Purpose
To map quantified autofluorescence (AF) of human retinal pigment epithelium (RPE) at different stages of AMD relative to age-matched controls with healthy maculas.
Methods
Human chorioretinal tissue (25 donors (69-95 years) were fixed in paraformaldehyde <4 hr after death. Internal fundus examination revealed different AMD stages: incipient and early (n=18), late atrophic (2), and neovascular AMD (5). Incipient and early AMD had qualitatively similar RPE pathology (Ach ARVO2014). RPE flat-mounts preserved the foveal position. RPE cytoskeleton (labeled with AlexaFluor647-phalloidin) and AF (exc. 460-490 nm, em. > 505 nm) were imaged on a spinning disk fluorescence microscope. AF was normalized to a fluorescence reference (Delori, PMID 22016060). Custom FIJI plugins compared normalized AF to 9 age-matched healthy RPE flatmounts (Ach, PMID 25034602). Difference maps plotted mean log pairwise ratios vs. all controls for each eye (i.e., difference of logs).
Results
Normalized AF is variable among AMD donor eyes, as in age-matched normal eyes. AF levels in AMD tissues are below levels measured for controls (Figure for example). Only a few eyes show similar or higher AF levels, presumably independent from AMD stage. In 9 of 20 eyes with incipient, early, or late atrophic AMD, AF was particularly lower on the inner slope of the rod ring (< 4 mm eccentricity from the fovea, Curcio PMID 2324310). In remaining eyes no specific sub-regional predilection was discerned. AF was independent of AMD stage.
Conclusions
This is the first systematic analysis of quantified histological AF in AMD eyes. Normal aging leads to increased AF in the perifovea and near periphery (1.25-2.75 and 2.75-4.25 mm eccentricity per Polyak; Ach, PMID 25034602) reflecting high density of rods.
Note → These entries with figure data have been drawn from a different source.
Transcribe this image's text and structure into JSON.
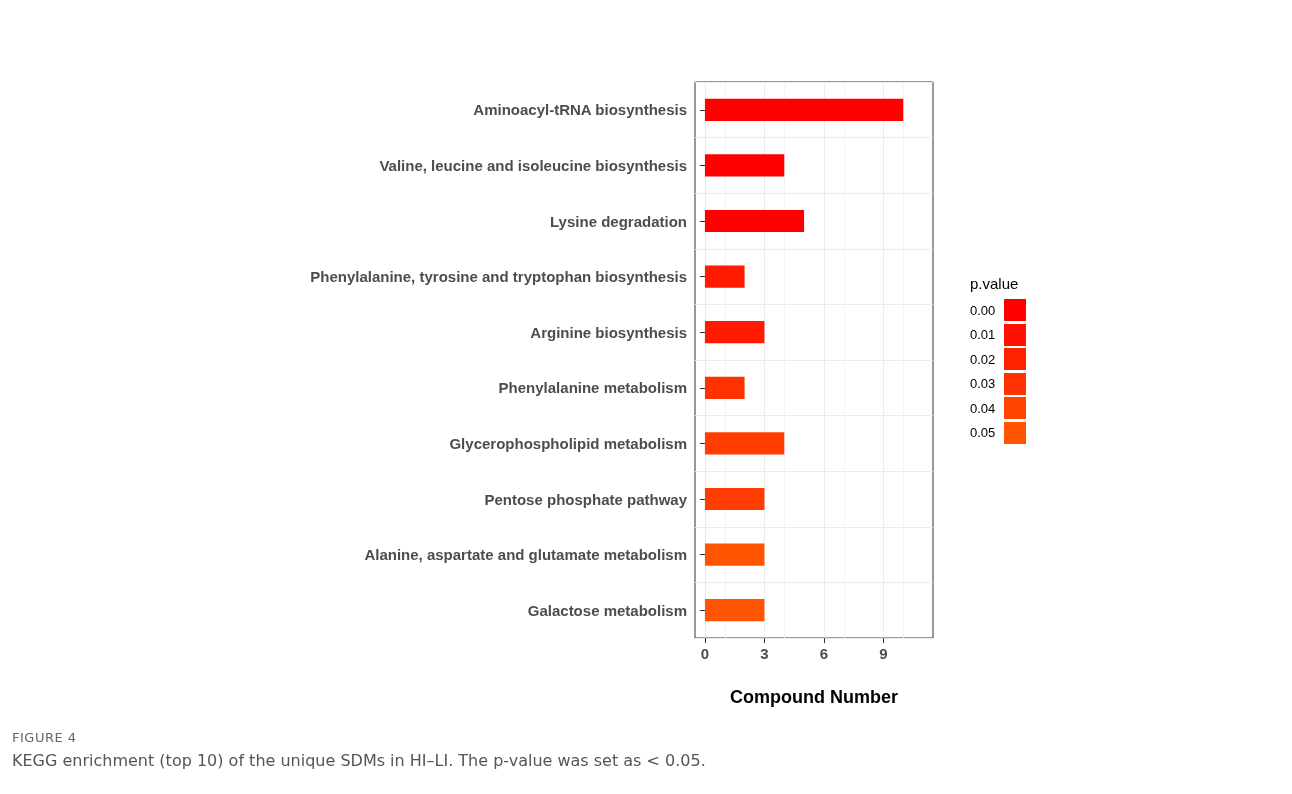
{
  "chart_data": {
    "type": "bar",
    "orientation": "horizontal",
    "xlabel": "Compound Number",
    "clabel": "p.value",
    "categories": [
      "Aminoacyl-tRNA biosynthesis",
      "Valine, leucine and isoleucine biosynthesis",
      "Lysine degradation",
      "Phenylalanine, tyrosine and tryptophan biosynthesis",
      "Arginine biosynthesis",
      "Phenylalanine metabolism",
      "Glycerophospholipid metabolism",
      "Pentose phosphate pathway",
      "Alanine, aspartate and glutamate metabolism",
      "Galactose metabolism"
    ],
    "values": [
      10,
      4,
      5,
      2,
      3,
      2,
      4,
      3,
      3,
      3
    ],
    "colors": [
      "#ff0000",
      "#ff0000",
      "#ff0000",
      "#ff1a00",
      "#ff1a00",
      "#ff3300",
      "#ff3d00",
      "#ff3d00",
      "#ff5500",
      "#ff5500"
    ],
    "xlim": [
      -0.5,
      11.5
    ],
    "xticks": [
      0,
      3,
      6,
      9
    ],
    "grid": true,
    "clim": [
      -0.005,
      0.055
    ],
    "cticks": [
      {
        "value": 0,
        "label": "0.00"
      },
      {
        "value": 0.01,
        "label": "0.01"
      },
      {
        "value": 0.02,
        "label": "0.02"
      },
      {
        "value": 0.03,
        "label": "0.03"
      },
      {
        "value": 0.04,
        "label": "0.04"
      },
      {
        "value": 0.05,
        "label": "0.05"
      }
    ],
    "annotations": [
      "FIGURE 4",
      "KEGG enrichment (top 10) of the unique SDMs in HI–LI. The p-value was set as < 0.05."
    ]
  }
}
In AMD eyes the perifovea is characterized by noticeably reduced AF, indicating the spatial non-correspondence between areas of high lipofuscin-attributable AF and RPE loss. Unchanged or high AF in some tissues suggests additional factors regulating AF that may be best characterized in longitudinal imaging of genetically defined patient populations.